The car maker is trapped in a perfect storm, buffeted by tariffs that have inflated the cost of UK sports car exports to the United States, and exorbitant American import duties on its Chinese-built lifestyle EVs that make sales commercially impossible. Lotus is also grappling with inconsistent electric car demand, and growing the brand from a tiny customer base.
Geely has pumped billions of investment into Lotus, funding the clean-sheet electric technology that underpins the Eletre SUV and Emeya sports saloon and a factory in Wuhan, China, with a 150,000-unit capacity. It has also invested £100 million in its Norfolk site, yielding new production lines to build the petrol-powered Emira sports car and pure electric Evija hypercar.
Nonetheless, Lotus sold only 12,134 vehicles in 2024, and deliveries slid 42 per cent in the first three months of this year to just 1,274. Sports cars contributed 555 of those, but volume will have taken a further dive since, with Hethel having to stop production in May in the aftermath of President Trump’s announcement of global tariffs.
The US is a critical market for the Emira sports car, accounting for a fifth of Lotus’s global volume in 2024. “We hit a bump in the road,” Lotus Europe boss Matt Windle told Auto Express a few weeks ago. “But pricing is agreed and cars [will begin] flowing again.” With the new prices incorporating the 10 per cent import tariff agreed between the US and UK, deliveries are scheduled to recommence in August.
But the structural decline in sports car sales, the recent production hiatus and underperforming sales to date for the £2.4 million Evija electric hypercar have triggered multiple rounds of job cuts in Norfolk. And now Geely has ordered a strategic review into Hethel, as part of its drive to get Lotus to break even in 2026.
The review will look at ways to boost sales of the existing line-up, decide whether a hybrid or pure electric sports car should replace the Emira, and even consider closure of the factory.
News of the review, including the extreme option of shuttering Hethel, leaked to the Financial Times, which reported in late June that Geely had decided to shift sports car manufacturing to the US.
The report sparked intense talks with the Department for Business and Trade, with state support potentially on the table to help Lotus through this bleak period. The following statement was also issued: “Lotus Cars is continuing normal operations, and there are no plans to close the factory. We are actively exploring strategic options to enhance efficiency and ensure global competitiveness in the evolving market.”
Shifting sports car production to the US is unlikely: more logical is that Geely fast-tracks US localisation of the Eletre and Emeya, which will introduce ‘hyper-hybrid’ powertrains from next year.

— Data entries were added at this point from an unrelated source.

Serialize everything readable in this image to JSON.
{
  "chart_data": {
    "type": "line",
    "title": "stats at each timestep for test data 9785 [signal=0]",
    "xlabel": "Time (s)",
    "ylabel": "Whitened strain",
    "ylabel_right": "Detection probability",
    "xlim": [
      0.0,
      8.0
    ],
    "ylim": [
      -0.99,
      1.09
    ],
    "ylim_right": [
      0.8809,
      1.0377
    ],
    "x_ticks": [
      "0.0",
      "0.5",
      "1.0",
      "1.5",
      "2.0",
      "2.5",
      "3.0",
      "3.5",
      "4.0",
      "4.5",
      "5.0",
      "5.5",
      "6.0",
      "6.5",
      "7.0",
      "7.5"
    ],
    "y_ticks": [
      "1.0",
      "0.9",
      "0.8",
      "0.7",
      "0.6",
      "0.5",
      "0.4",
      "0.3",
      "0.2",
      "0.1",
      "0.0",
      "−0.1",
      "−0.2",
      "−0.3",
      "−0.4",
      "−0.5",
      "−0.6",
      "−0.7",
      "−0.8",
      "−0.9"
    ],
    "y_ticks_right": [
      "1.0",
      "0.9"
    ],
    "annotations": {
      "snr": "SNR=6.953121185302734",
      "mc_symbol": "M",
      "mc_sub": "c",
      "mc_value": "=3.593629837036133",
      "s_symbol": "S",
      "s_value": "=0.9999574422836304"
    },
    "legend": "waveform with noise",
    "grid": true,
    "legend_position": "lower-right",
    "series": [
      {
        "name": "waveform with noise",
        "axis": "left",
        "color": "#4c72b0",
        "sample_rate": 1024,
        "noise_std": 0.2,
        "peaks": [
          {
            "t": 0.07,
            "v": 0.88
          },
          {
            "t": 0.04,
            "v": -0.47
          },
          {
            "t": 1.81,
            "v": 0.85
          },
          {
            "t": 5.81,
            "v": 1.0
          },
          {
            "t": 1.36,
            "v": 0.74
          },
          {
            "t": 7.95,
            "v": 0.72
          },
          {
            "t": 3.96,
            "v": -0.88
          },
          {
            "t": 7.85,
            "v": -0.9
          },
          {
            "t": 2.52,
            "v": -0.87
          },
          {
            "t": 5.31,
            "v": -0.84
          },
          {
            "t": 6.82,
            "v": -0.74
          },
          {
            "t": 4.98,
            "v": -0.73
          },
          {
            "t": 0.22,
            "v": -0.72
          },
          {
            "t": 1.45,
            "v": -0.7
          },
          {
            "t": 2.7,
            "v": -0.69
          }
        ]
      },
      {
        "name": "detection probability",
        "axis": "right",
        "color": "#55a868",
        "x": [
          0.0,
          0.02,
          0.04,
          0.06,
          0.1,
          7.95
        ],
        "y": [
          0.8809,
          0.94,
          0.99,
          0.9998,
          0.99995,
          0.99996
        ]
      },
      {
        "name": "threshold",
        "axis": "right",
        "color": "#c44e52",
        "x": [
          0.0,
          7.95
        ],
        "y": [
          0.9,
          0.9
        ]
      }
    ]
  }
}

It already owns a factory in South Carolina producing the Volvo EX90 and Polestar 3, although Volvo expects to add the 2026 EX60, eating up capacity.
The hyper-hybrid powertrain will be shared with Chinese entrants Zeekr and Lynk & Co: Geely chairman and founder Li Shufu outlined his plans to scale technologies more deeply across group brands – including Lotus, Volvo and Polestar – in his Taizhou declaration in September 2024.
Zeekr and Lynk & Co have a plug-in hybrid set-up that combines a 2.0-litre turbocharged petrol engine packing up to 275bhp with front and rear electric motors. Total output can eclipse 850bhp, 0-62mph takes less than 5-seconds and the system is supported by a big battery with more than 100 miles of electric range. Lotus will have access to this hardware to deliver its hyper-hybrids, starting with the Eletre in 2026.
Chinese executives are said to be acutely aware of the iconic status of Hethel, home to Lotus since 1966, its triumphant Formula One racers and competitive sports cars. “I think there’s a place for Hethel, it’s the home of the brand,” Matt Windle told us. “When I spend time in China with my Geely colleagues, they really buy into the brand story; other companies just haven’t got that legacy or history.”
Geely plans to decide Lotus’s future unilaterally: it has exercised an option to buy Malaysian partner Etika Automotive’s 49 per cent stake in the Hethel sports car business and engineering consultancy. The deal should be complete by the end of the year.